Nur was emotional positiv oder negativ unsere Aufmerksamkeit erweckt, prägt sich in unserem Langzeitgedächtnis nachhaltig ein und hinterlässt Folgemotivationen nach der Art: „Es war schön, lustvoll und gut, ich will es wieder haben“ oder: „Es war schmerzhaft, unwahr, hatte Leid und Trauer zur Folge, es soll in Zukunft nicht mehr geschehen“. So werden Emotionen zum Motor unseres Handelns, ohne starke Gefühle gibt es keine anhaltende Motivation.



 

Wenn der Verstand mit unseren Emotionen kollidiert

Überlassen wir unsere Lebensplanung hingegen dem Verstand und betrachten unsere Emotionen als die Rosinen im Kuchen oder den Puderzucker obenauf, so wird zunächst unmerklich und zuletzt bedenklich eine Kluft unser Leben durchschneiden. Die geschieht durch die verstandesmäßige Abstraktion und Nutzbarkeitsabschätzung. Alles wird genauso erwartet, Risiken werden vermieden, damit verliert man aber auch die Chance auf intensive Emotionen mit starken Glückserlebnissen.

 

Harmonie gefragt: Wenn Verstand und Emotionen unser Handeln beeinflussen

Wir haben uns mit der vitalen Ebene unseres Lebens angelegt, den Tag mit tausend selbstgemachten Verpflichtungen angefüllt und meinen, mit ewigem Reden und Diskutieren, mit trivialen Phantasien und Zerstreuungen der raschen Art ein substanzielles Gefühlsleben und reales Wirken ersetzen zu können. Dabei übersehen wir, dass unser limbisches System nicht nur die neuronale Maschine unserer Emotionen bildet, sondern auch zwischen Gehirn und »Restorganismus« über die Schnittstelle Hypothalamus vermittelt und nach Harmonie zwischen beiden strebt. Gerät der Verstand aber in Kollision mit unseren Emotionen, so verlieren wir diese Harmonie und werden in eine neue Sicht der Psychosomatik eingeführt.

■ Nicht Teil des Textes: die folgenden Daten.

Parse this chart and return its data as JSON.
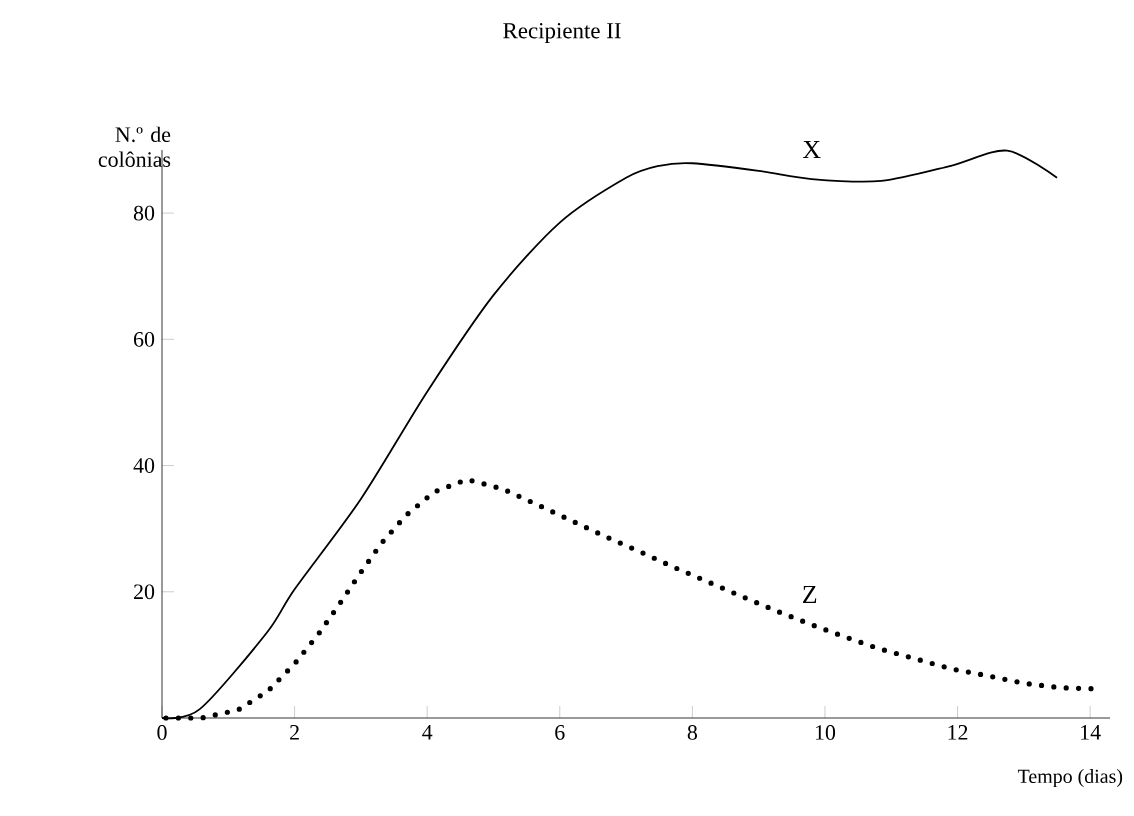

Wir erleben Befindlichkeitsstörungen durch tagesbegleitende Kopfschmerzen und Nackenverspannungen, Verdauungsprobleme und Schlaflosigkeit oder Beschäftigungszwang bis zum Zusammenbruch schon gar nicht mehr als besonders beunruhigend, denn ringsum hört man die gleichen Klagen.

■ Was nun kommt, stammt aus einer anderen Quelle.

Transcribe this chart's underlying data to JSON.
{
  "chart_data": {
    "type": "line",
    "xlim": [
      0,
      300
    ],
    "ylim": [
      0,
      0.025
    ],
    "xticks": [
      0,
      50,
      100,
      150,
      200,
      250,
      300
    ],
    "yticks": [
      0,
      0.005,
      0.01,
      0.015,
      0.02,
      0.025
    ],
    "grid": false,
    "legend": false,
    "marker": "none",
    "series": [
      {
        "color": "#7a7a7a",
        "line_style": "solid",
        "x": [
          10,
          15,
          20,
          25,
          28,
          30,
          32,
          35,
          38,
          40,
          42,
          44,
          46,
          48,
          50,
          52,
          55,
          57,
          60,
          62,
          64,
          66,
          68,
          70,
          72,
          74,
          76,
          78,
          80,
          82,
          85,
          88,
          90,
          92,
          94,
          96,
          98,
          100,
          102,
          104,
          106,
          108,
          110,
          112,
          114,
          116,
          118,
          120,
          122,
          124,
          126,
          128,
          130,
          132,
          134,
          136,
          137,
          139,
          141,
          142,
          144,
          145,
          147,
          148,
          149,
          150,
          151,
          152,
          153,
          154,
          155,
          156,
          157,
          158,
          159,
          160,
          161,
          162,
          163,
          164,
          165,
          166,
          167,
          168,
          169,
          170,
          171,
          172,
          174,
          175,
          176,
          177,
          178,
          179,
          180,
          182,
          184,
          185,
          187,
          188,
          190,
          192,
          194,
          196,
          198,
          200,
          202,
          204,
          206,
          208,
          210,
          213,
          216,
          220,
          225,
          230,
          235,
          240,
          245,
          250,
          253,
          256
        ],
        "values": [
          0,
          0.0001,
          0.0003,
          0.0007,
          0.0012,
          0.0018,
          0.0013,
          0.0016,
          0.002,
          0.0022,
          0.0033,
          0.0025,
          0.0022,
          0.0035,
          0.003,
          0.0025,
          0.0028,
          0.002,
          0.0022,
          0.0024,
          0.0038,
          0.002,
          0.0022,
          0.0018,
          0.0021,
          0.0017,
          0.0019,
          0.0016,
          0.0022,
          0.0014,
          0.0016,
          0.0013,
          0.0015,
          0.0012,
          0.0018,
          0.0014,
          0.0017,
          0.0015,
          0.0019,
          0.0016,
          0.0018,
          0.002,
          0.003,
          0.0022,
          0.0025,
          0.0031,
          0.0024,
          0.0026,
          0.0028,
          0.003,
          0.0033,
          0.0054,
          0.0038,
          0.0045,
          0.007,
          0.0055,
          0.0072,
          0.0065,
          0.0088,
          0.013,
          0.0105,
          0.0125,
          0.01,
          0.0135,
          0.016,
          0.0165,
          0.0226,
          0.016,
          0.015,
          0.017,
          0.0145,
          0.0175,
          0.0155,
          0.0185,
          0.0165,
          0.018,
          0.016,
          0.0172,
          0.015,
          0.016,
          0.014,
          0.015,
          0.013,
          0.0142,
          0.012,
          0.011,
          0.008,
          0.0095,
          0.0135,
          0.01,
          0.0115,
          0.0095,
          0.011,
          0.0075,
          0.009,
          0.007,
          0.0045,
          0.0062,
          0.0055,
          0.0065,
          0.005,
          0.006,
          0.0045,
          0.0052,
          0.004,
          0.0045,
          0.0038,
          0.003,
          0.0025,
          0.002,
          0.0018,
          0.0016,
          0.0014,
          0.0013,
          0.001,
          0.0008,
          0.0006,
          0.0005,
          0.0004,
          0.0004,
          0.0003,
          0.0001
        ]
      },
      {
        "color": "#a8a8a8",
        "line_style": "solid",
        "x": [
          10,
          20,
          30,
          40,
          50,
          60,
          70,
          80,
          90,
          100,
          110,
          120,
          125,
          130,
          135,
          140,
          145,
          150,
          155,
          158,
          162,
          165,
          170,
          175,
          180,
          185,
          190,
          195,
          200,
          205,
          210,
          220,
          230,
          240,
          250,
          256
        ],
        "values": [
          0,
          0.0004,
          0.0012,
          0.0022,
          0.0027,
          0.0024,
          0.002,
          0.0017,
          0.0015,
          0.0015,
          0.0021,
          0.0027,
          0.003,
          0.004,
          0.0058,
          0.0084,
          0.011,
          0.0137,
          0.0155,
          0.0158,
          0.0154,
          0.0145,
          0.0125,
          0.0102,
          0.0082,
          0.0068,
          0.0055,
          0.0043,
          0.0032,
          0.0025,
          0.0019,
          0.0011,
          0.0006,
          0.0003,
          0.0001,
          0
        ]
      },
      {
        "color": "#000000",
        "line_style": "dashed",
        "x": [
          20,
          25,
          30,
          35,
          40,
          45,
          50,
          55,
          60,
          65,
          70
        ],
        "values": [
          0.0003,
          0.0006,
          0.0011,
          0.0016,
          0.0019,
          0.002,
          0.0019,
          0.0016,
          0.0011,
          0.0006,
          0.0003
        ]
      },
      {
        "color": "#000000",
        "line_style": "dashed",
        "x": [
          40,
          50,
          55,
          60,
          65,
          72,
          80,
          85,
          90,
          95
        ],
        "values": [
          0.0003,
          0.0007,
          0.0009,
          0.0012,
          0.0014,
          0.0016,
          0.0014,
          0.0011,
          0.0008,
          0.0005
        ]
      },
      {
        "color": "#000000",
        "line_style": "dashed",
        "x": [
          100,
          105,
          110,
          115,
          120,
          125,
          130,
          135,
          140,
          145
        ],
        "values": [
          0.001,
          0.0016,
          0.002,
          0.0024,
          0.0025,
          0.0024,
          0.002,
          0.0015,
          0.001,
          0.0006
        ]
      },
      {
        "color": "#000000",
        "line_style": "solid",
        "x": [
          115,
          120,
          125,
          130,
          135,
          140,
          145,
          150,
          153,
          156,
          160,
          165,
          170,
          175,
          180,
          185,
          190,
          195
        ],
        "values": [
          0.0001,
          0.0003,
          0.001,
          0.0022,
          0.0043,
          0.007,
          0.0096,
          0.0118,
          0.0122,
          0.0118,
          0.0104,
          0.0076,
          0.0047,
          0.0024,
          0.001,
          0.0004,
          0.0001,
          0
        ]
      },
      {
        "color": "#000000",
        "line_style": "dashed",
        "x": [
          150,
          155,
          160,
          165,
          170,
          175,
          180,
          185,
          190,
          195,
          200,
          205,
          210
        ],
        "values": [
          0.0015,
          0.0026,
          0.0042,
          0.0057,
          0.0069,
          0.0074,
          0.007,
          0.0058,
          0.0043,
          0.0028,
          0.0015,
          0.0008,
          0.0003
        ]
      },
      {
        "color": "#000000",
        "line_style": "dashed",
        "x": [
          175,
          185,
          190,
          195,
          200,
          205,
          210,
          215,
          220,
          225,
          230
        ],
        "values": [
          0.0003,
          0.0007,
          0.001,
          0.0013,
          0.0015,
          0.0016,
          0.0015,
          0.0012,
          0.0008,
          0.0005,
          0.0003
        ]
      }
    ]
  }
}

Dass dahinter eine permanente Diskrepanz zwischen dem stehen könnte, was wir uns emotional wünschen und verstandesmäßig für erforderlich halten, ist uns nicht mehr klar. Es wurde in unserer Kulturtradition zum Tugendstandpunkt erhoben, Emotionen dem Verstand unterzuordnen und sie bestenfalls als Pausenfühler beziehungsweise Pausenfüller zuzulassen.

Wir verstoßen damit tagtäglich gegen natürliche Funktionserfordernisse und deren Gesetzmäßigkeiten in unserem Nervensystem und wenn dafür eines Tages die Abrechnung kommt, als Bluthochdruck, Übergewicht, Alkoholkrankheit oder als Erschöpfungsdepression, etcetera, dann sehen wir hier eine somatische Erkrankung und erkennen ihren Zusammenhang mit neurobiologischen Gegebenheiten nicht.



 

Gehirn, Verstand, Emotionen

Übrigens fanden Forscher Beweise, die mit einer psychologisch konstruktivistischen Herangehensweise an den Geist vereinbar sind. Eine Reihe interagierender Gehirnregionen, die üblicherweise an grundlegenden psychologischen Operationen sowohl bei Emotionen als auch beim Verstand getriebenem Handeln beteiligt sind, sind während des Erlebens und der Wahrnehmung von Emotionen in einer Reihe von diskreten Bereichen aktiv.


Literatur:

Lindquist KA, Wager TD, Kober H, Bliss-Moreau E, Barrett LF. The brain basis of emotion: a meta-analytic review. Behav Brain Sci. 2012 Jun;35(3):121-43. doi: 10.1017/S0140525X11000446. PMID: 22617651; PMCID: PMC4329228.


Quellen:

Wie unser Gehirn die Realität erschafft – Der gitterlose Käfig. Prim. Univ.-Doz. Dr. Manfred Schmidbauer. MEDMIX 8/2004


Aus: »Der gitterlose Käfig« – Das Ziel des Buches von Manfred Schmidbauer ist es, in allgemein verständlicher Form neurobiologisches Interesse für Emotion und Sexualität, für instinktive Gewissheiten zu wecken, aber auch die trügerische Sicherheit der Erinnerung, die Scheinkompetenz der Sprache, die Sackgassen unseres rationalen Planens und Verhaltens aufzuzeigen.